To conduct the study, Davis and colleagues relied on two “incredibly unique” data sets.
“The data were initiated by Henry David Thoreau in the mid-1800s,” Davis said. “He was making observations on flowering times across Concord, Massachusetts for nearly a decade. In central Wisconsin, the data were collected by environmental pioneer Aldo Leopold beginning in the mid-1930s.
“The striking finding is that we see the same pattern in Wisconsin as we see in Massachusetts,” Davis said. “It’s amazing that these areas are so far apart and yet we’re seeing the same things–it speaks to a larger phenomenon taking place in the eastern United States.”
“Thoreau and Leopold are icons of the American environmental movement and it is astonishing that the records both kept decades ago can be used today to demonstrate the impacts of climate change on plant flowering times,” Primack said.

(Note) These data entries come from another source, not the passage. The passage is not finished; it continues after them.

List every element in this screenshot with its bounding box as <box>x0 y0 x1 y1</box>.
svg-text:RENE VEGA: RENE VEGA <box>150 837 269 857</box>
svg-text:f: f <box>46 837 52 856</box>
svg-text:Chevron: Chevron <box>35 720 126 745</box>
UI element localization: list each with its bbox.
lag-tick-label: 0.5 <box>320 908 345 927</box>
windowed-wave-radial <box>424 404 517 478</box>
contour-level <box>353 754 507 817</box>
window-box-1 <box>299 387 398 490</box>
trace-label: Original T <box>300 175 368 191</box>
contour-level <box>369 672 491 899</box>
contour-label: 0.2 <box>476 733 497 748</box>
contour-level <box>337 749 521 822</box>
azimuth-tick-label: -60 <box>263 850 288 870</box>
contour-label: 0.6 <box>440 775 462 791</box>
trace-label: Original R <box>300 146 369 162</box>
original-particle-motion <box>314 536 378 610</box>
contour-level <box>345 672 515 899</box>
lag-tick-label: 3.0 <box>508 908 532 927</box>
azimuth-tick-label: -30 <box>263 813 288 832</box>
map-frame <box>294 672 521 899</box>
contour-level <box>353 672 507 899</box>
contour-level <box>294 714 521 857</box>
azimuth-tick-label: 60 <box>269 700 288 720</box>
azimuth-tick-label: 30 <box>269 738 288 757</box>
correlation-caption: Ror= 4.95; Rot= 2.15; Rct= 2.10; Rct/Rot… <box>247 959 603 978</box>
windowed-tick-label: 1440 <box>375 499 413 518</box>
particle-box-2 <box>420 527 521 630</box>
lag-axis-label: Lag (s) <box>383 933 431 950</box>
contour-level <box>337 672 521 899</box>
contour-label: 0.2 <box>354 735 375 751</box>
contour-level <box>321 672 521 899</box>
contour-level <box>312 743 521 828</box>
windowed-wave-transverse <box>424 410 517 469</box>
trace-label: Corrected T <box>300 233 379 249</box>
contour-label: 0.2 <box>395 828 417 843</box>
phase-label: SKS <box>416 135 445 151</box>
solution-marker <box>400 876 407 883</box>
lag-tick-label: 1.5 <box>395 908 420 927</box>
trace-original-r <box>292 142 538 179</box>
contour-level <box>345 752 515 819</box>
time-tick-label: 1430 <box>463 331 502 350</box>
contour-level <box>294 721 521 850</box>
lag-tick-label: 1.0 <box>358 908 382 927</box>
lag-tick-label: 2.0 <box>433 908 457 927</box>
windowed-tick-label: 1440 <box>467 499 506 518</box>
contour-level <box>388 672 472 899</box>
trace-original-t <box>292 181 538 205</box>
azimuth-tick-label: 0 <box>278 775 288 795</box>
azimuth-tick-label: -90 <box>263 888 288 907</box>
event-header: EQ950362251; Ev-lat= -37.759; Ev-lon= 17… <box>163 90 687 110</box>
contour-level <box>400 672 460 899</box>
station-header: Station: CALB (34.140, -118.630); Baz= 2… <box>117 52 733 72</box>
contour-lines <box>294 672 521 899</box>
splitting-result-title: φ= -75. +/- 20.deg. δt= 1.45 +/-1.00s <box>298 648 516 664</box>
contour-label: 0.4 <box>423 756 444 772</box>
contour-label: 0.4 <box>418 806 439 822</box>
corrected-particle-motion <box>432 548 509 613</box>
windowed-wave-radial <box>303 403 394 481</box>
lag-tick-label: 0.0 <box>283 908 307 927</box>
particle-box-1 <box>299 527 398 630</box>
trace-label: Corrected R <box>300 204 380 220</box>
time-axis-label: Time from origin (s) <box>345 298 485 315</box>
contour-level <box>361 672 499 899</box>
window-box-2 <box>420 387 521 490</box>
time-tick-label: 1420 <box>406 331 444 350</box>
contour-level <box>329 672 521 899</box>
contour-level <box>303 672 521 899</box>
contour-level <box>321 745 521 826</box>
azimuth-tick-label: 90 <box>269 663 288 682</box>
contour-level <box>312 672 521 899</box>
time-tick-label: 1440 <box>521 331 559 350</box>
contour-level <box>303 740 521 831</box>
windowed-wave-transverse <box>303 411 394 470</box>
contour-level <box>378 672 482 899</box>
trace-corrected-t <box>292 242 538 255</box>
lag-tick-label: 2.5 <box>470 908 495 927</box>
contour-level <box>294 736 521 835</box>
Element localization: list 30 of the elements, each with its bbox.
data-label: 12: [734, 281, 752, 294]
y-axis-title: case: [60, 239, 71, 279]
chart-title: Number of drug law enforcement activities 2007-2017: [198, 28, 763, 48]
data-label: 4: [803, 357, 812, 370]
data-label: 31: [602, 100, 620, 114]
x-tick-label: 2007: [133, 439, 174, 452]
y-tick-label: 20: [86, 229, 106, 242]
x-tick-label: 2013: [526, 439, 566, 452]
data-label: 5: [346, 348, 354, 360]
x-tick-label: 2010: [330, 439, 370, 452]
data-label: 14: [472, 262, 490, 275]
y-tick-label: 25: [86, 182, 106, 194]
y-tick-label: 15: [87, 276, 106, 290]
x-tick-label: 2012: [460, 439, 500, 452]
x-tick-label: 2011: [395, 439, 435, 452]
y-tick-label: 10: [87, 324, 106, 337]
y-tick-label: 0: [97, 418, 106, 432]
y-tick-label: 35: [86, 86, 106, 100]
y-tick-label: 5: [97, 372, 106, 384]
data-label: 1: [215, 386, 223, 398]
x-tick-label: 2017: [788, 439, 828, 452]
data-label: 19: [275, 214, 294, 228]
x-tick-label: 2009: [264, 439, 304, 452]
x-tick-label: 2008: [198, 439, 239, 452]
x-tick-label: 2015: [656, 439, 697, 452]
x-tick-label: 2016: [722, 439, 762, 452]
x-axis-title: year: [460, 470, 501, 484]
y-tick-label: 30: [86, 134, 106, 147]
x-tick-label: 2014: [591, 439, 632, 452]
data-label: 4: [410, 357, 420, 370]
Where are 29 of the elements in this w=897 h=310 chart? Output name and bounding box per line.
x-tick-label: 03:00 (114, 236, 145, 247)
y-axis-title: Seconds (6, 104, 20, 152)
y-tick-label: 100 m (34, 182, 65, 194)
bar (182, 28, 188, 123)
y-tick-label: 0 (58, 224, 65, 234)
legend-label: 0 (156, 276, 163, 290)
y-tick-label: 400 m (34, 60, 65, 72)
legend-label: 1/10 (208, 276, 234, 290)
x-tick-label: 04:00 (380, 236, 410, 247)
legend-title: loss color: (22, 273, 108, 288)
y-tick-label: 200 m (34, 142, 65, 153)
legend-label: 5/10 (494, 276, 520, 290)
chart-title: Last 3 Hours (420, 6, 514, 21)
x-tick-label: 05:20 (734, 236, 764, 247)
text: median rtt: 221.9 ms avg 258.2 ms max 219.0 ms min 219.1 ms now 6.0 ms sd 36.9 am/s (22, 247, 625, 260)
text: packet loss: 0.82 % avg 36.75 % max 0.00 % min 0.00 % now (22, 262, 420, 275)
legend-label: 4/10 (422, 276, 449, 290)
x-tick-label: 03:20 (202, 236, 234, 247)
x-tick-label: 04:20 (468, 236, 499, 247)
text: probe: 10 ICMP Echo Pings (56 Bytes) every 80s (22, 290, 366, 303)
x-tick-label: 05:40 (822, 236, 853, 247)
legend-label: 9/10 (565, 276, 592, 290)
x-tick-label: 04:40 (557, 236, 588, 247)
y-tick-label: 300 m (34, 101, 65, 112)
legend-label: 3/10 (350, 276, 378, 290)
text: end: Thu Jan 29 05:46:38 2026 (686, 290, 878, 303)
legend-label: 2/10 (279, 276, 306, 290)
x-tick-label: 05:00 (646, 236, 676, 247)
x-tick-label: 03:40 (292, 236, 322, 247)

While it’s clear that continued monitoring of flowering times is needed, Davis also expressed hope that the study provides a tangible example of the potential consequences of climate change.
“The problem of climate change is so massive, the temptation is for people to tune out,” Davis said. “But I think being aware that this is indeed happening is one step in the right direction of good stewardship of our planet.” Davis continued. “When we talk about future climate change, it can be difficult to grasp. Humans may weather these changes reasonably well in the short-term, but many organisms in the tree of life will not fare nearly as well.”